A Critique of Mark Twain’s Advice to Youth
As stated by Mark Twain, “The elastic heart of youth cannot be compressed into one constrained shape long at a time”. People have many differing views regarding the way a child should be raised, yet there is a lack of consensus among these beliefs. Some of the most prominent commentaries regarding the development of youth came from Twain himself, a popular writer of the 19m century and most known for documenting the excitement of adventure, and memories of childhood, and satirizing common beliefs of the era. Twain titles his speech “Advice to Youth” as a way to satirize popular advice given by adults; his “advice” demonstrates to the members of the Saturday morning club that while there are general ideas of what youth should do, they should really make their own decisions, shown by giving examples laced with oxymorons, anecdotes, and mocking diction. In his second piece of advice, Twain ﬁrst claims that youth should be “respectful to your superiors”; however, he then satirizes this common advice.
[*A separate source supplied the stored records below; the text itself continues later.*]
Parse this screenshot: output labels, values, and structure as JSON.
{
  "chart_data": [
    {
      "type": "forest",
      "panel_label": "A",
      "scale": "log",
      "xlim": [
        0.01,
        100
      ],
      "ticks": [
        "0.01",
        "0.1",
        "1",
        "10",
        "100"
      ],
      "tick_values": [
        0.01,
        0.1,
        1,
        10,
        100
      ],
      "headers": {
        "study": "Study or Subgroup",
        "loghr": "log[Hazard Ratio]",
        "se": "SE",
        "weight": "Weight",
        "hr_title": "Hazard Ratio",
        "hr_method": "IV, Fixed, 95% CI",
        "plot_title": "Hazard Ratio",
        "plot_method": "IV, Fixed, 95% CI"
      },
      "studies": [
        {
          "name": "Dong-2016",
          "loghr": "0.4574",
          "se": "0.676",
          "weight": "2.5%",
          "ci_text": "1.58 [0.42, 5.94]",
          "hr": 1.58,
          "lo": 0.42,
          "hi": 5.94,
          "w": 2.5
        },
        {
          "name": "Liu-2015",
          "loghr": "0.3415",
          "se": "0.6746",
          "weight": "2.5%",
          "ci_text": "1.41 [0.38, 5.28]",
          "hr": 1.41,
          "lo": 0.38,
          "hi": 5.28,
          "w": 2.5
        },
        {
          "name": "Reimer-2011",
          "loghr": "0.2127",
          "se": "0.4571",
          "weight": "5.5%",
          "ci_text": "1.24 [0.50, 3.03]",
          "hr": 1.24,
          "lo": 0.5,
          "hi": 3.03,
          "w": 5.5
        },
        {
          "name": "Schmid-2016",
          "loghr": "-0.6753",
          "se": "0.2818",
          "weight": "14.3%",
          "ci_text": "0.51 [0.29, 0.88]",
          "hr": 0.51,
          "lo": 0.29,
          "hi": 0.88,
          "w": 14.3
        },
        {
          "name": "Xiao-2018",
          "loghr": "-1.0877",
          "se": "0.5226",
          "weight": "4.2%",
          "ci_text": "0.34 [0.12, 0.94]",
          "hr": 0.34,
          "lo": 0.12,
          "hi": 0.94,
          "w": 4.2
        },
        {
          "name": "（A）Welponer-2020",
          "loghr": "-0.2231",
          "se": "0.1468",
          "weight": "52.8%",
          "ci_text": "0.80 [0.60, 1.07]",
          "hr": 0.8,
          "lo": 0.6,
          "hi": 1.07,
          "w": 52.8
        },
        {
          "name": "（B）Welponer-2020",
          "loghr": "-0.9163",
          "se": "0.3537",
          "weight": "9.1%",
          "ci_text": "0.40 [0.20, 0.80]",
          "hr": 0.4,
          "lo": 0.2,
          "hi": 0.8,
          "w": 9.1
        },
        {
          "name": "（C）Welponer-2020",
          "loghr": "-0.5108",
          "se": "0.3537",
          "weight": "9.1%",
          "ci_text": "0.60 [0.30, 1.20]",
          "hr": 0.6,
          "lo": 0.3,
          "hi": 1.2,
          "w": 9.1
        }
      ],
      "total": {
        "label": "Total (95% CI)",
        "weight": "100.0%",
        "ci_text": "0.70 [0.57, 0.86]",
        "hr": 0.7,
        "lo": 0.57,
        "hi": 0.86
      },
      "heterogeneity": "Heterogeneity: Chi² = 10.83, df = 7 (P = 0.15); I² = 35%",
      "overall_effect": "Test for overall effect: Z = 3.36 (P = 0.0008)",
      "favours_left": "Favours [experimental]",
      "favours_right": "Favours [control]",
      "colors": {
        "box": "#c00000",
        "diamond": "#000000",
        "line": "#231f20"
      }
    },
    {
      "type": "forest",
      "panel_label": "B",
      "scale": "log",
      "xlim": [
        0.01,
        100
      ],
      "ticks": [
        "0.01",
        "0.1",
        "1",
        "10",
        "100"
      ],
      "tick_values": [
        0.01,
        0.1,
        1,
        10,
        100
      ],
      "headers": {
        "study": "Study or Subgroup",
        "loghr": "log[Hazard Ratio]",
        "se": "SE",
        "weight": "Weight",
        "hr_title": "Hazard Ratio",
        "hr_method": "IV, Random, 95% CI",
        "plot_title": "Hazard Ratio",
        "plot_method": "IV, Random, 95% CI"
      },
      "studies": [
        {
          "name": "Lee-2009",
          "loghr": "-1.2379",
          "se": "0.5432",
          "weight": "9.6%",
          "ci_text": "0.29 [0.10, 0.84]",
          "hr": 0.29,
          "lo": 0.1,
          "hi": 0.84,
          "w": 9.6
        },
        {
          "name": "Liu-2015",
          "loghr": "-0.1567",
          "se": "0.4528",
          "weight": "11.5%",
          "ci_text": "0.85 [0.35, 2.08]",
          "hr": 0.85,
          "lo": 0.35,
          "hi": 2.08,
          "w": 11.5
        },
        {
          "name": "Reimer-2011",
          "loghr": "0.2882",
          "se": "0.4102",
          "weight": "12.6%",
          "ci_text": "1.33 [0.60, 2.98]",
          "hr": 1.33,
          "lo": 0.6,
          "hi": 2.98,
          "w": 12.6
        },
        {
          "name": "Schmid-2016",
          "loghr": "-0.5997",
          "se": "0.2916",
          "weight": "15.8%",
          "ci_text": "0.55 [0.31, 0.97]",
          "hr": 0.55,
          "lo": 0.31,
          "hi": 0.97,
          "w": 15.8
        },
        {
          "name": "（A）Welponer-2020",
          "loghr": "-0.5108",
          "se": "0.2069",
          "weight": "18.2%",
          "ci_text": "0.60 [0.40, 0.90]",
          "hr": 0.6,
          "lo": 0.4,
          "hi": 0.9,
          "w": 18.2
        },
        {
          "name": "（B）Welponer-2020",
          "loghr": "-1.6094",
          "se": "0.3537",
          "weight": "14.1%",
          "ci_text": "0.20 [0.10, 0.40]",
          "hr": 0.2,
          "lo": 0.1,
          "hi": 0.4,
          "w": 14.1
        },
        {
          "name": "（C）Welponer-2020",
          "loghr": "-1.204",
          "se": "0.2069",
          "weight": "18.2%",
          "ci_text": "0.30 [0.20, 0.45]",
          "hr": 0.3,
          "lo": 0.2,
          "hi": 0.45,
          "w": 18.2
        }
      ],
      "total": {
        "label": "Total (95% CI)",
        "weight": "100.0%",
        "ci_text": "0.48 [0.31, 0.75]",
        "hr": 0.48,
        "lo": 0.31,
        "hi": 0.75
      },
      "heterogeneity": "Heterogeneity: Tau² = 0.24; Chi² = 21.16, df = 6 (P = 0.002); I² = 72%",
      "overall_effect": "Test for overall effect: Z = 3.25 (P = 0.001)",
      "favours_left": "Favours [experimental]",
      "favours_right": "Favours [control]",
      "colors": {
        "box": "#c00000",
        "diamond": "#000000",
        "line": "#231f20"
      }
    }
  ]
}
Therefore showing he doesn’t believe in it-by telling his audience to “hit him with a brick” if they offend you, and stating ”that will be sufﬁcient”. Twain’s Horatian satire is both an understatement and hyperbole, as his instructions are too outrageous to be taken seriously by his audience; however, he treats it seriously as if it were serious advice, which makes it humorous. However, in reality, violence such as what he talks about happens all the time: putting it in such a context as his advice highlights the hypocrisy of adults. This lapse of weight in his speech forces his audience to question whether or not it is important to follow the advice of the adults if they themselves sometimes use violence to resolve problems. He goes on to say to his audience that if they realize they are in the wrong, they should act like a “man” and “say you didn’t mean to”. Twain understates the situation to add comical effect because when taken literally, someone hit with a brick would probably be very upset. Furthermore, using the term “man” suggests that adults are irresponsible about their actions. Twain questions whether the adults of the United States are ﬁt to give advice.